Da settimane, incomprensibilmente, i media hanno smesso di occuparsi della crisi d’identità, persino politico-culturale, che vive il M5s, che è pure più grave di quella di Italia viva, un esperimento politicamente fallito finora (non riesce a schiodarsi dal 2-3 per cento nei sondaggi). È il partito di maggioranza relativa del Parlamento, quello che ha preso più voti di tutti nel 2018, ma è stato finora incapace di proteggere il presidente del Consiglio che ha scelto per due volte, prima per governare con la Lega e poi con il Pd.

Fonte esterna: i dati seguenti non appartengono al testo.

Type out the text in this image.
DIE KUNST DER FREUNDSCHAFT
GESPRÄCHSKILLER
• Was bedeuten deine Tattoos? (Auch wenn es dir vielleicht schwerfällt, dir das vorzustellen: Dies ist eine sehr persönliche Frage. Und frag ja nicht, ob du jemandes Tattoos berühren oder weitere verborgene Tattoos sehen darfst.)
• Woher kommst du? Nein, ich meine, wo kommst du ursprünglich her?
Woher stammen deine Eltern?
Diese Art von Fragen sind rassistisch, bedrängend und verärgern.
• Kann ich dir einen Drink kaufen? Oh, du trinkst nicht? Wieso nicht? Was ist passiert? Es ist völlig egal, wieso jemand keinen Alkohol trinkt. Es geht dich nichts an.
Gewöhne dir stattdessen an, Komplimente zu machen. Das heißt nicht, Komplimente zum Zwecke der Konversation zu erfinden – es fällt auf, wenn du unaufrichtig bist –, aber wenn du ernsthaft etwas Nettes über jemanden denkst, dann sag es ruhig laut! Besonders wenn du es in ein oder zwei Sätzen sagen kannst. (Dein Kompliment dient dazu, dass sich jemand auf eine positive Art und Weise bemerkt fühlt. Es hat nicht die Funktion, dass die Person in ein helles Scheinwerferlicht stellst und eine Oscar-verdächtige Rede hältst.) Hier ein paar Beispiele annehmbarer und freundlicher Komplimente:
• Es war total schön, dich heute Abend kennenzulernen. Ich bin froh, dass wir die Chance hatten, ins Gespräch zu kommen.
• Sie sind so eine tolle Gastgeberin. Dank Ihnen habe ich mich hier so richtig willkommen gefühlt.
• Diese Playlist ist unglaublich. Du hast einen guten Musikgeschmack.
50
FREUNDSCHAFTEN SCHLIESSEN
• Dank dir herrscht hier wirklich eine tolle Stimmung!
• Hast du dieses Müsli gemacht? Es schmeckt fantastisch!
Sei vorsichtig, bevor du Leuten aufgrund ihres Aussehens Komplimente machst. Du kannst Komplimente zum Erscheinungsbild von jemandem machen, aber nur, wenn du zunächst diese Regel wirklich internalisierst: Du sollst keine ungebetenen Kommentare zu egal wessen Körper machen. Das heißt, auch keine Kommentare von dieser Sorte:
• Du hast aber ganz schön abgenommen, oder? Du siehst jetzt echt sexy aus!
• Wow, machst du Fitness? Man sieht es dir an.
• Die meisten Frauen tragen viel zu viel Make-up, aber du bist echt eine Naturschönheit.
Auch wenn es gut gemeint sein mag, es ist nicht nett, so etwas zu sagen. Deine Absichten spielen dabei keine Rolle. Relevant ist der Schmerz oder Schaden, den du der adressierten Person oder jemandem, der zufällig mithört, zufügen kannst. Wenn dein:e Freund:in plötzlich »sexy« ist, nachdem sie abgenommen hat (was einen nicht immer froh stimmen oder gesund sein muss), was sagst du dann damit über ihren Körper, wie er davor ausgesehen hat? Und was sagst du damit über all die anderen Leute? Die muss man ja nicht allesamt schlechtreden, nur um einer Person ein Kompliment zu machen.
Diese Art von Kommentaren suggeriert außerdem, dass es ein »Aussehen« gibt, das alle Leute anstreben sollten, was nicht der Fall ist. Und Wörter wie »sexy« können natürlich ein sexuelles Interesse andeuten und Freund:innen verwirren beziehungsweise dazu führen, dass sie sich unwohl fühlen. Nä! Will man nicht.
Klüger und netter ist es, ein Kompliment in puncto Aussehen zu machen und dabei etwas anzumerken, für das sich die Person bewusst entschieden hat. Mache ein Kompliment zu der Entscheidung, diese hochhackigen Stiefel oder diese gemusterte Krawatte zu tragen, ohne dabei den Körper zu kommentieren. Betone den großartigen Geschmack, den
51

Lo scrive bene Paolo Ermini:
Ieri sera a “CartaBianca” il ministro Boccia ha detto che i Cinquestelle portano sulla pelle le ferite dell’alleanza con la Lega di Salvini. A questa è ridotta la politica del Pd. Un’analisi ridicola quella del ministro. Il M5S è nato sugli anatemi dell’antipolitica; è cresciuto rincorrendo - tema su tema - il consenso degli italiani; per anni non ha preso una decisione importante senza consultare algoritmi e sondaggi, e quando i test erano incerti non l’ha presa; ha sostenuto Salvini quando ha chiuso i porti contro gli immigrati e varato con lui i decreti sicurezza; ha bollato fin dalla sua nascita il Pd come il partito del malcostume e poi, pur di non andare alle elezioni e tornare a casa con il suo esercito di parlamentari incompetenti, ha fatto il governo con il Pd. Il M5S è la forza politica che incarna il peggior opportunismo, ondivaga e trasformista, e Boccia la dipinge come una fanciulla innocente caduta nella trappola dell’orco. Ridete pure. Oppure piangete.
Il che la dice lunga non soltanto sul M5s, ma anche sul Pd, un partito che pur non dicendo niente resta stabile nei sondaggi. Un partito che è stato culturalmente subalterno ai grillini in questi mesi, al punto di compartecipare al voto sul taglio del numero dei parlamentari. Finora il Pd ha usato Salvini come spauracchio, ma per quanto ancora la paura dei sovranisti potrà essere un alibi sufficiente?